Nobody can truthfully deny him this. His bust, unveiled yesterday, has been placed in Westminster Abbey among the other immortals of British life and letters. This act is a literary canonisation which all the acid of criticism cannot eat away. For evermore in public esteem both in Britain and Australia, Gordon is an Australian poet by national recognition. No Australian man of letters has been more effectively immortalised.
Even if the best in Gordon (and who will deny him splashes of genius) had not been quite so good, he might have lived by reason of his extraordinary character as a man. Eugenists in those days would say that he never had a chance. His father had all the reckless nature of the son. His mother early developed a distressing mental affliction, and from her he received his strong tendency to melancholia.
From an untameable boy with a head full of Latin and Greek verse, he grew to an untameable manhood. He was expelled from school and his questionable association later put an end to his career at the Woolwich Academy, where he was in training for the army. Apart from his fondness for Greek and Latin literature, he found his chief enjoyment in the company of pugilist and jockeys. He rode and fought and was happy.
Fortunately for us his biographers have never sought to cover up his faults.
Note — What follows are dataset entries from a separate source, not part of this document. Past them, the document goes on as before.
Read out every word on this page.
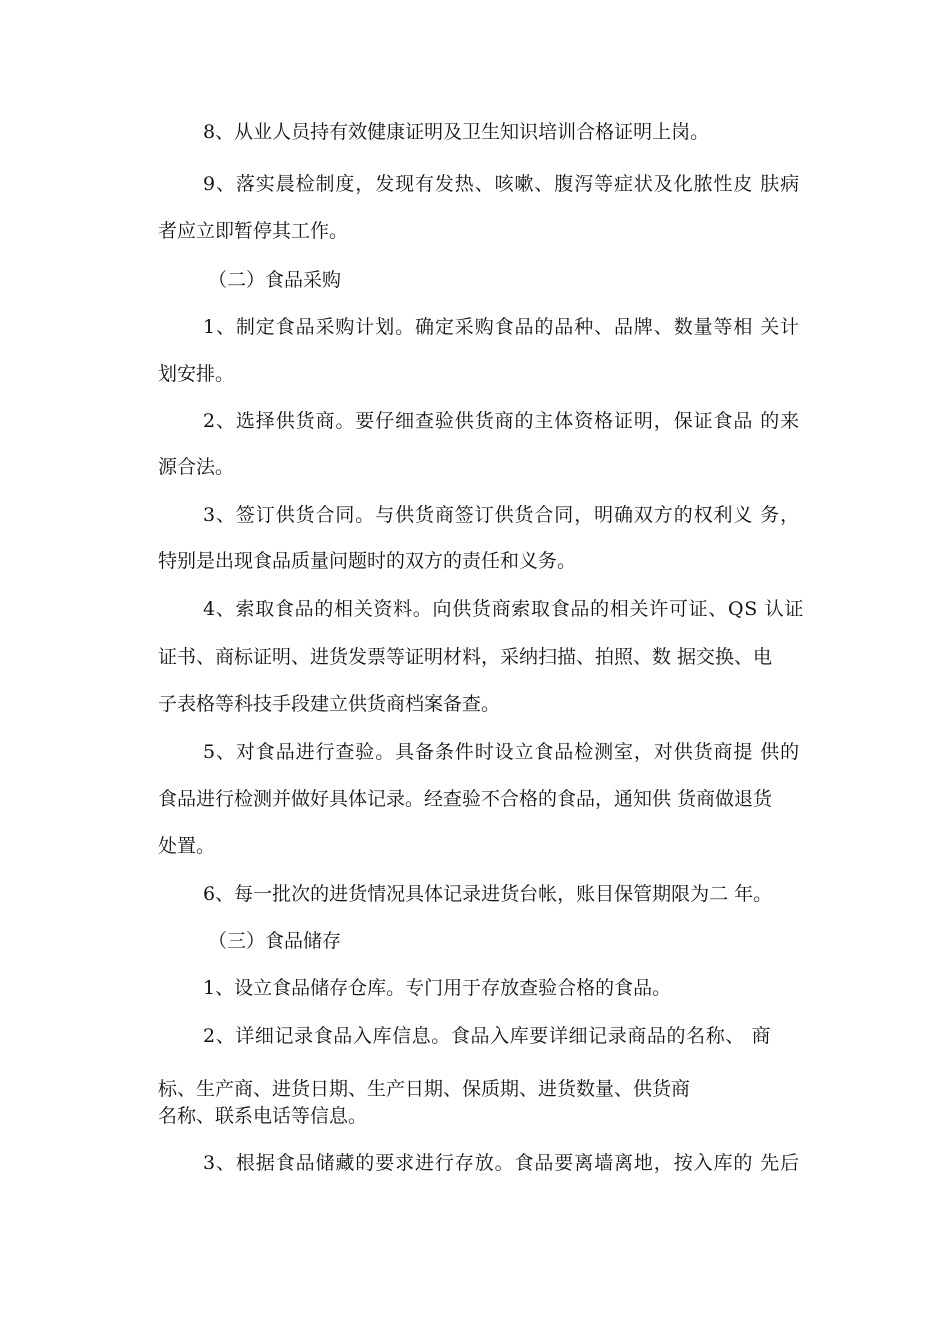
8、从业人员持有效健康证明及卫生知识培训合格证明上岗。
9、落实晨检制度，发现有发热、咳嗽、腹泻等症状及化脓性皮 肤病
者应立即暂停其工作。
（二）食品采购
1、制定食品采购计划。确定采购食品的品种、品牌、数量等相 关计
划安排。
2、选择供货商。要仔细查验供货商的主体资格证明，保证食品 的来
源合法。
3、签订供货合同。与供货商签订供货合同，明确双方的权利义 务，
特别是出现食品质量问题时的双方的责任和义务。
4、索取食品的相关资料。向供货商索取食品的相关许可证、QS 认证
证书、商标证明、进货发票等证明材料，采纳扫描、拍照、数 据交换、电
子表格等科技手段建立供货商档案备查。
5、对食品进行查验。具备条件时设立食品检测室，对供货商提 供的
食品进行检测并做好具体记录。经查验不合格的食品，通知供 货商做退货
处置。
6、每一批次的进货情况具体记录进货台帐，账目保管期限为二 年。
（三）食品储存
1、设立食品储存仓库。专门用于存放查验合格的食品。
2、详细记录食品入库信息。食品入库要详细记录商品的名称、 商
标、生产商、进货日期、生产日期、保质期、进货数量、供货商
名称、联系电话等信息。
3、根据食品储藏的要求进行存放。食品要离墙离地，按入库的 先后
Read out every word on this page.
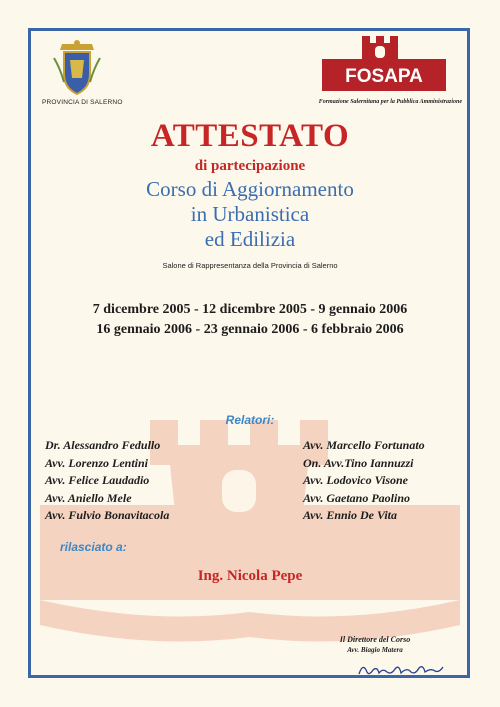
PROVINCIA DI SALERNO
FOSAPA
Formazione Salernitana per la Pubblica Amministrazione
ATTESTATO
di partecipazione
Corso di Aggiornamento
in Urbanistica
ed Edilizia
Salone di Rappresentanza della Provincia di Salerno
7 dicembre 2005 - 12 dicembre 2005 - 9 gennaio 2006
16 gennaio 2006 - 23 gennaio 2006 - 6 febbraio 2006
Relatori:
Dr. Alessandro Fedullo
Avv. Lorenzo Lentini
Avv. Felice Laudadio
Avv. Aniello Mele
Avv. Fulvio Bonavitacola
Avv. Marcello Fortunato
On. Avv.Tino Iannuzzi
Avv. Lodovico Visone
Avv. Gaetano Paolino
Avv. Ennio De Vita
rilasciato a:
Ing. Nicola Pepe
Il Direttore del Corso
Avv. Biagio Matera
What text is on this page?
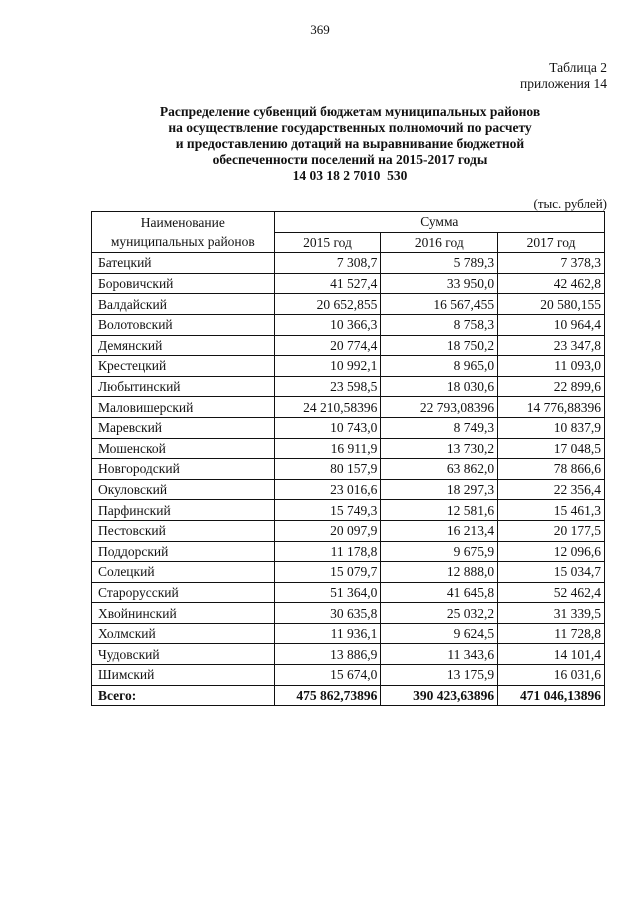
369
Таблица 2
приложения 14
Распределение субвенций бюджетам муниципальных районов
на осуществление государственных полномочий по расчету
и предоставлению дотаций на выравнивание бюджетной
обеспеченности поселений на 2015-2017 годы
14 03 18 2 7010  530
(тыс. рублей)
Наименование муниципальных районов	Сумма		
	2015 год	2016 год	2017 год
Батецкий	7 308,7	5 789,3	7 378,3
Боровичский	41 527,4	33 950,0	42 462,8
Валдайский	20 652,855	16 567,455	20 580,155
Волотовский	10 366,3	8 758,3	10 964,4
Демянский	20 774,4	18 750,2	23 347,8
Крестецкий	10 992,1	8 965,0	11 093,0
Любытинский	23 598,5	18 030,6	22 899,6
Маловишерский	24 210,58396	22 793,08396	14 776,88396
Маревский	10 743,0	8 749,3	10 837,9
Мошенской	16 911,9	13 730,2	17 048,5
Новгородский	80 157,9	63 862,0	78 866,6
Окуловский	23 016,6	18 297,3	22 356,4
Парфинский	15 749,3	12 581,6	15 461,3
Пестовский	20 097,9	16 213,4	20 177,5
Поддорский	11 178,8	9 675,9	12 096,6
Солецкий	15 079,7	12 888,0	15 034,7
Старорусский	51 364,0	41 645,8	52 462,4
Хвойнинский	30 635,8	25 032,2	31 339,5
Холмский	11 936,1	9 624,5	11 728,8
Чудовский	13 886,9	11 343,6	14 101,4
Шимский	15 674,0	13 175,9	16 031,6
Всего:	475 862,73896	390 423,63896	471 046,13896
Perhaps that is why he has become so endeared to us as a man. "Poor Gordon," we say from the depths of our hearts. So unfortunate! So picturesque! So melancholy! So sweet a singer!
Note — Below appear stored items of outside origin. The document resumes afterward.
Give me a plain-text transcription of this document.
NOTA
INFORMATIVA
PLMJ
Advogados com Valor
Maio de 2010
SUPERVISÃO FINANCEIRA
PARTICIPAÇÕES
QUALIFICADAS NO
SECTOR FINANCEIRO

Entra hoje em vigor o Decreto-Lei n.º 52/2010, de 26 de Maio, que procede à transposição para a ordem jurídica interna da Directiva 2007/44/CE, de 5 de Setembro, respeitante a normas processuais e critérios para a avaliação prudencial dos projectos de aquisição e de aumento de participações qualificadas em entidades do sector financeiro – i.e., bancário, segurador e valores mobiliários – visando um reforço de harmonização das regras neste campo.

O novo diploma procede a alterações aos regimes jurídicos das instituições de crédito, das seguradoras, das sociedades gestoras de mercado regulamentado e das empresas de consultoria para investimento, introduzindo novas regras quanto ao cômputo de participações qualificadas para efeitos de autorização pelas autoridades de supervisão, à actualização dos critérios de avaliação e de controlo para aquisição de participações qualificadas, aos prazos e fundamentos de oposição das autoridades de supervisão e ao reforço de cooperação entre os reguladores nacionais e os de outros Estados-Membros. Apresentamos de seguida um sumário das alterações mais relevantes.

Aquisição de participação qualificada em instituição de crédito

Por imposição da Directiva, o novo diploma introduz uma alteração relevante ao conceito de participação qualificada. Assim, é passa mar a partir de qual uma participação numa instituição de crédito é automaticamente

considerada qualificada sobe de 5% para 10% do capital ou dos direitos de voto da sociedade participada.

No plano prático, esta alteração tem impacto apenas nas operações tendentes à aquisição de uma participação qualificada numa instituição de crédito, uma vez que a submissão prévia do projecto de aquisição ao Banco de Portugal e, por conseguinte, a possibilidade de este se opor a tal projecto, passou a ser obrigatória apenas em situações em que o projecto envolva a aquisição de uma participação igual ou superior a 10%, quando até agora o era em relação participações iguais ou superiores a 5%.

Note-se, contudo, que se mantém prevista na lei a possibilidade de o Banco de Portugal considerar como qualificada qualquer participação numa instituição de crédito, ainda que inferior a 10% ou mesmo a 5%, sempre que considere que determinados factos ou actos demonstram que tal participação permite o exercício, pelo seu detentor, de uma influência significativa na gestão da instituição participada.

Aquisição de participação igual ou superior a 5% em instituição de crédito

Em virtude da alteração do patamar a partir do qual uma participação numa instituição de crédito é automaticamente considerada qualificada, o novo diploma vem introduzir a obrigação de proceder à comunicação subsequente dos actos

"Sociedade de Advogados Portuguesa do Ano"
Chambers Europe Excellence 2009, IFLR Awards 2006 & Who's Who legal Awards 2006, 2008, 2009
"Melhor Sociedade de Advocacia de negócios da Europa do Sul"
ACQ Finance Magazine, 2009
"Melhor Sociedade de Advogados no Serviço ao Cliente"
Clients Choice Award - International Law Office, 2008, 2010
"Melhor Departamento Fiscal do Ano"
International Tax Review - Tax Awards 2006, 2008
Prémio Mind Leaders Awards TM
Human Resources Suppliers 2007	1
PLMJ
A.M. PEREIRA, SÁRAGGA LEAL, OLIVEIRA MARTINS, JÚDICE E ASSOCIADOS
Policeman, horsebreaker, politician, livery stable keeper, steeplechase rider, poet. What a mixture! And he was half blind!
The one thing Gordon never lost faith in was horseflesh. In all his mad rides, he admitted he could never see beyond his horse's ears. What a sublime faith in his mount he must have possessed always! Perhaps he rode on the principle that what a man does not see he does not fear. And he rode well, if awkwardly.
He fell frequently. He would ride only in hurdles or steeplechases. Once when he fell during a race he got up, caught his mount, set up a stern chase, and then fell again, this time to be severely injured.
Gordon's "leap," at Mt Gambier, is traditional now. In travelling on horseback he never took the road, but steered his steed across country, taking the fences as they came. He was recklessness personified, a recklessness inspired by the fact the he cared little whether it killed him or not.
Possibly the happiest days of his life were spent as the guest of Mr John Riddoch, at Yallum, S.A., where there is an old gum still called "Gordon's Tree." Into this tree he would climb after breakfast and sit there writing long after the lunch hour.
But in the end he tired of racing. At first he neither bet nor rode for money. Toward the close of his life he did both, and was ashamed of himself for so doing.
He could have been sporting editor of a Melbourne newspaper, but it would have meant attendance at race meetings which he now loathed. He had come to a dead end. The batterings which head and body had received brought on insomnia. He became addicted to opiates. He drank more than was good for him, although most of his life he was abstemious. The melancholy strain in his family history took charge. Small wonder that early in the morning of June 24, 1870, he stole out of his home a Brighton with a rifle and ended his existence in a tea-tree scrub.
Gordon came here in 1853, when the gold fever was at its height, and life was rough. He did not seek gold. Arrived in South Australia, he enlisted in the police force, and was sent to Mt. Gambier. His passion was horses, and when that died, he died, too.
We owe him much, of course. Few people who care for poetry cannot quote a line of his. Some of his verse was jingle, but some was not, and anyway, no poet who ever lived maintained a high pitch of poetic fervour throughout. There is good and bad in all of them.
He is sometimes classed as an Englishman who wrote poetry in Australia. Does it matter? He wrote according to his time. Most of the population then was made up of Englishmen living in Australia.
What does matter is that he gave us Australians something to hang on to, something to keep and cherish. And we are keeping and cherishing it.
First published in The Herald, 12 May 1934
[Note: this was published on the editorial page with no by-line.]